168 stars 8 forks source link

Full-tuning and Linear accuracy is strange #8

Closed sungbinson closed 1 year ago

sungbinson commented 1 year ago

I'm now proceeding with a reimplementation of full-tuning and Linear accuracy. However, unlike the paper, both full-tuning and linear have performance below 50%. Can you tell me why?

JieShibo commented 1 year ago

Hi.

The results of full fine-tuning, linear probing, and VPT are borrowed from VPT paper and can be reproduced with this repo.

I guess the main reasons for the performance gap are that

VPT paper uses SGD instead of AdamW for linear, and searches the base learning rate and weight decay for each single task. The optimal hyper-parameters can be found here.
VPT paper does not normalize the input images, while our pipeline follows NOAH paper and uses normalized inputs (see here).

sungbinson commented 1 year ago

Thanks!!! I have a one question about optimal hyper-parameters I know vtab is a dataset for domain adaptation In optimal hyper-parameters.csv, cifar100 batchsize is 2,048(linear), but vtab training set has a 1,000 training sample is it possible? i think that they use full training sample(cifar100 has a 50,000 dataset)

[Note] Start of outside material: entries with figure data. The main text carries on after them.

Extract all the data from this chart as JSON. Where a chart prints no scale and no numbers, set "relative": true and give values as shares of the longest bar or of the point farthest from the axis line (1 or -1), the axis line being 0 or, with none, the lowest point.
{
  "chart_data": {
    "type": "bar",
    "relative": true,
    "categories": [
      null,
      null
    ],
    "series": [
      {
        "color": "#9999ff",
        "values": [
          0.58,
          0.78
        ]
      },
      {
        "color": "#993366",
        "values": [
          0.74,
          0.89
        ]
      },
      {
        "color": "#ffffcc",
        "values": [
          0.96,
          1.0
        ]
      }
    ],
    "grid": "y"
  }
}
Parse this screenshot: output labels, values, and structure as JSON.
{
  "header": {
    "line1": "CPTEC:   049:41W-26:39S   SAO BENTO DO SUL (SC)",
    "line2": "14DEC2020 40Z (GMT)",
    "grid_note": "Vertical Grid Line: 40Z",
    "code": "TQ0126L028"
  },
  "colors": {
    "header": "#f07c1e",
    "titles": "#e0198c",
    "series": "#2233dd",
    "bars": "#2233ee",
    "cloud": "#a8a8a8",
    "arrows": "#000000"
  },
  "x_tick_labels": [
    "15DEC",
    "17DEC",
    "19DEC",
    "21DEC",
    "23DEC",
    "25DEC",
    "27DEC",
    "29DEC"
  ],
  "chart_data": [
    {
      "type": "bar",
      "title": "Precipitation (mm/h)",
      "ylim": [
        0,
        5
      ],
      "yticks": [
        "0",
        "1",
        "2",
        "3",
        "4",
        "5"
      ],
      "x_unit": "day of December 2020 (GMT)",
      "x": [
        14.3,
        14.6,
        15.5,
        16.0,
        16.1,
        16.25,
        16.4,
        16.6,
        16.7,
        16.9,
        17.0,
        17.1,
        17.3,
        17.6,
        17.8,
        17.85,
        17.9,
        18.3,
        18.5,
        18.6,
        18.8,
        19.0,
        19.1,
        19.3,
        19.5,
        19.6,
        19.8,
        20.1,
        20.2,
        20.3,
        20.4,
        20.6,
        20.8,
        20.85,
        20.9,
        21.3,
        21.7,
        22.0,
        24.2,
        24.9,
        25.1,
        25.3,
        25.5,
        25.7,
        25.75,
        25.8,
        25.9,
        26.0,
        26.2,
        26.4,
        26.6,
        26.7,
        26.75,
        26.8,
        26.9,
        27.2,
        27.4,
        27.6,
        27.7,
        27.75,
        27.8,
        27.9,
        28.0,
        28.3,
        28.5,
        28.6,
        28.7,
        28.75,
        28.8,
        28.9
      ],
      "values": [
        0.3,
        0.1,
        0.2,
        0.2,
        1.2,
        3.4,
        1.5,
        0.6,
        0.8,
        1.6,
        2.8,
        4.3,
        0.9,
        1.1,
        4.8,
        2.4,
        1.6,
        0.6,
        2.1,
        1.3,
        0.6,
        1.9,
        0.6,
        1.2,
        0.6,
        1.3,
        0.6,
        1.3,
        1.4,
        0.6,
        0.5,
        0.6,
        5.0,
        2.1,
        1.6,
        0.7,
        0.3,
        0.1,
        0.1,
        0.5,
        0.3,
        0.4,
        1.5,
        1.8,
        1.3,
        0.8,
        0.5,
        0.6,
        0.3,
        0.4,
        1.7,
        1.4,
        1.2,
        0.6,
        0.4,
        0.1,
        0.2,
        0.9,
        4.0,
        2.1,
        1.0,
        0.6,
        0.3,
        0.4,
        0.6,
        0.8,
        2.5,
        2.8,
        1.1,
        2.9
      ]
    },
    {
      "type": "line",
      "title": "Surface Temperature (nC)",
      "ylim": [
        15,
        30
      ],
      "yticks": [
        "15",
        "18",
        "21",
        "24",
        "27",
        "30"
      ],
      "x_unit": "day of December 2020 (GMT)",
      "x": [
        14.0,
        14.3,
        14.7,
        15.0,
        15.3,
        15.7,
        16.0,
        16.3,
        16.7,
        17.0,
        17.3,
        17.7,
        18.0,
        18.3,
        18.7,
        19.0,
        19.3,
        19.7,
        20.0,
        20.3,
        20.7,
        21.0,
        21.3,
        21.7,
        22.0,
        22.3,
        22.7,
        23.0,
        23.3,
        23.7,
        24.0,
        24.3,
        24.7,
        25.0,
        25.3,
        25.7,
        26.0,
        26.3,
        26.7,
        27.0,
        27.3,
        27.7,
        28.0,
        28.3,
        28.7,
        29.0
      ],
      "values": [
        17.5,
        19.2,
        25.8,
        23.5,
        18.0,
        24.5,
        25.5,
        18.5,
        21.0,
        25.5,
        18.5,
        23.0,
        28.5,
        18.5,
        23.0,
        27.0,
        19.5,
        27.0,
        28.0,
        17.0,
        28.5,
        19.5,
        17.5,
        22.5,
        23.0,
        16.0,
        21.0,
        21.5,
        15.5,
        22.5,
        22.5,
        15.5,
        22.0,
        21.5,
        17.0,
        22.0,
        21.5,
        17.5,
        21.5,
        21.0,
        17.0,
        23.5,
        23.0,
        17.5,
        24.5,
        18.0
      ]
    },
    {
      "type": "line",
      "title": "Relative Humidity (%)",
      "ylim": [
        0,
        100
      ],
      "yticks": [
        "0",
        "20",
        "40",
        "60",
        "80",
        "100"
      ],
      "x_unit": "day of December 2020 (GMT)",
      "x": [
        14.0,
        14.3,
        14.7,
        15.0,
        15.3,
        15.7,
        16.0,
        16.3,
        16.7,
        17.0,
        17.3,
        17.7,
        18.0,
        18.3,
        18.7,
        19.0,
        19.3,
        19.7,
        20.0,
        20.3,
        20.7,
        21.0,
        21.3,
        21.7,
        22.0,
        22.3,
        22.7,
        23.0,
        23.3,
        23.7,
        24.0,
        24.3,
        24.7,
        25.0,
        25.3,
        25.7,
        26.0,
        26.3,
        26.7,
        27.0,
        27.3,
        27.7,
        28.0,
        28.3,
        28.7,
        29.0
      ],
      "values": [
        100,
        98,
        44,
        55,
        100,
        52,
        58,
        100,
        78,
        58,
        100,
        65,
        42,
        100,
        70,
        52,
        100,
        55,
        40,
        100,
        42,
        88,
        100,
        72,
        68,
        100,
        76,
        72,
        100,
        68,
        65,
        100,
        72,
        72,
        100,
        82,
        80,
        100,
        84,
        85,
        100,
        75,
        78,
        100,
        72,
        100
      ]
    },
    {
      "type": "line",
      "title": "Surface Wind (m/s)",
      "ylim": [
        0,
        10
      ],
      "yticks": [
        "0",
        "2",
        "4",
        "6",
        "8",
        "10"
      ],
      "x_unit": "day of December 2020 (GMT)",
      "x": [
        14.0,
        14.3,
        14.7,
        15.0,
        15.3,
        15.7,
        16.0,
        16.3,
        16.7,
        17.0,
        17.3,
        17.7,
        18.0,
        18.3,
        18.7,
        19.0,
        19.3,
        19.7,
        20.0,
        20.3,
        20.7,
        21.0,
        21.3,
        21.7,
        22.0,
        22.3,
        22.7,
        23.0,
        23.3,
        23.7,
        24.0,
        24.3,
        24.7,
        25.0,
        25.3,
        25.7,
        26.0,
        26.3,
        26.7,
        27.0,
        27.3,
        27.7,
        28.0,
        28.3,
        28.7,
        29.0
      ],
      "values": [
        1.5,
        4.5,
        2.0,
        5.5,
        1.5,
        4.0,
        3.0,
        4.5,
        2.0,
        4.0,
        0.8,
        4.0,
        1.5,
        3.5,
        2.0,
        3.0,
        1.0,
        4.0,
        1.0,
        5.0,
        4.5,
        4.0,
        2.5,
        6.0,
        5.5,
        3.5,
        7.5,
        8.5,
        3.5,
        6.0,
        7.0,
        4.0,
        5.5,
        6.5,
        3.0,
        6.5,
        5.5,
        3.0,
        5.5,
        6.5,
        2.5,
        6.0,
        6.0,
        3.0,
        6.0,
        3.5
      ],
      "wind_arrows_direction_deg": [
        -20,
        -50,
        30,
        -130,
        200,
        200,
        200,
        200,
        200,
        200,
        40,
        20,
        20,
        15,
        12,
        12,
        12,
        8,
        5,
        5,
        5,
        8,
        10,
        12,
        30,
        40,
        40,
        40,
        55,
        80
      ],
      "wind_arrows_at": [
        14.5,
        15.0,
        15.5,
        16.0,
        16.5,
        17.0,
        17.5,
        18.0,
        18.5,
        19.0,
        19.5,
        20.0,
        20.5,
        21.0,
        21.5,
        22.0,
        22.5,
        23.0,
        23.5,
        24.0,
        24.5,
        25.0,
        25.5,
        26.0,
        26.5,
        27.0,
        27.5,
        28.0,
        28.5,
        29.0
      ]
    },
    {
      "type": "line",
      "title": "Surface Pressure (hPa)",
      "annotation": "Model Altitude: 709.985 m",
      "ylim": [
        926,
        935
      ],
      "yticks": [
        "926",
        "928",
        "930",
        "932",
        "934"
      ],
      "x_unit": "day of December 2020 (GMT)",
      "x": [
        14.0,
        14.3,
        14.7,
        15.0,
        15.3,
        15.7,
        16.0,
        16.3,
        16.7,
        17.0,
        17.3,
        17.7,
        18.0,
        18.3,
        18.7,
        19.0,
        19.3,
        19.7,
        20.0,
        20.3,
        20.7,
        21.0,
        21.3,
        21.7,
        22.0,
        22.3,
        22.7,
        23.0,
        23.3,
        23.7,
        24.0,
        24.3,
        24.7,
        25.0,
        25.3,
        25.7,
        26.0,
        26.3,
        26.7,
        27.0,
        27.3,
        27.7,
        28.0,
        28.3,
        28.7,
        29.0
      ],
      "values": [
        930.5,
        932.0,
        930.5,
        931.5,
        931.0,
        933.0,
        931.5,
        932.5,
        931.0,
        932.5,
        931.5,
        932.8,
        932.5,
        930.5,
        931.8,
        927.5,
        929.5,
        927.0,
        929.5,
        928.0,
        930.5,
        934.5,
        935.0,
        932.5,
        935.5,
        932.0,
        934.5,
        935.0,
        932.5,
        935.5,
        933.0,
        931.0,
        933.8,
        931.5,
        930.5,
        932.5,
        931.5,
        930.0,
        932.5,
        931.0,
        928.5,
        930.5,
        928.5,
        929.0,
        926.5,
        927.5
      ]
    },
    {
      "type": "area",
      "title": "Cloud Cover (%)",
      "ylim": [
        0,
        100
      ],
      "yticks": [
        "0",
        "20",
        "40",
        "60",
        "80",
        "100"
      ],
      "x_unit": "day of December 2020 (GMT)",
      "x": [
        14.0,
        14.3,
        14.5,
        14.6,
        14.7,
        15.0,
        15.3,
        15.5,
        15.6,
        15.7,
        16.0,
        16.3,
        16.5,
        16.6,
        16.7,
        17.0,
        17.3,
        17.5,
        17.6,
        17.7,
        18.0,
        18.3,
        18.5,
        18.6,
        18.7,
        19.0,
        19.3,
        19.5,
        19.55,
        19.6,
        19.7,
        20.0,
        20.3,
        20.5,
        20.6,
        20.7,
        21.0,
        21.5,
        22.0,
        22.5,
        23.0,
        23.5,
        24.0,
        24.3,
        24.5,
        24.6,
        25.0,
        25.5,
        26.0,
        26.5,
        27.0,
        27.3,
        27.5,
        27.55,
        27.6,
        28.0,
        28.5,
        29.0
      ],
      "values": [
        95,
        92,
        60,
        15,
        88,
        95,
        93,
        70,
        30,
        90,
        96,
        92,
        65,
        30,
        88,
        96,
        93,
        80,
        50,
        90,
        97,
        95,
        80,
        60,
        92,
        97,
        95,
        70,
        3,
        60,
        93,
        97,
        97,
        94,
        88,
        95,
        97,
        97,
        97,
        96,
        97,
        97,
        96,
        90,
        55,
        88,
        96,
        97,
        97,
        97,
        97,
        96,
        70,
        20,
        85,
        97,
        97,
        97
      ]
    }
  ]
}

JieShibo commented 1 year ago

Sorry, I have no idea. This file is provided by VPT’s author @KMnP here. Maybe you can ask her or raise an issue in this repo.

KMnP commented 1 year ago

Hi @sungbinson, we set 2048 for all linear probing experiments since all the experiments including other larger datasets. In the case of VTAB-1k, setting 2048 means we use the entire training data (800 during validation, 1000 during training) for one batch. Let me know if you have other questions, or you can raise an issue in VPT repo like @JieShibo suggested.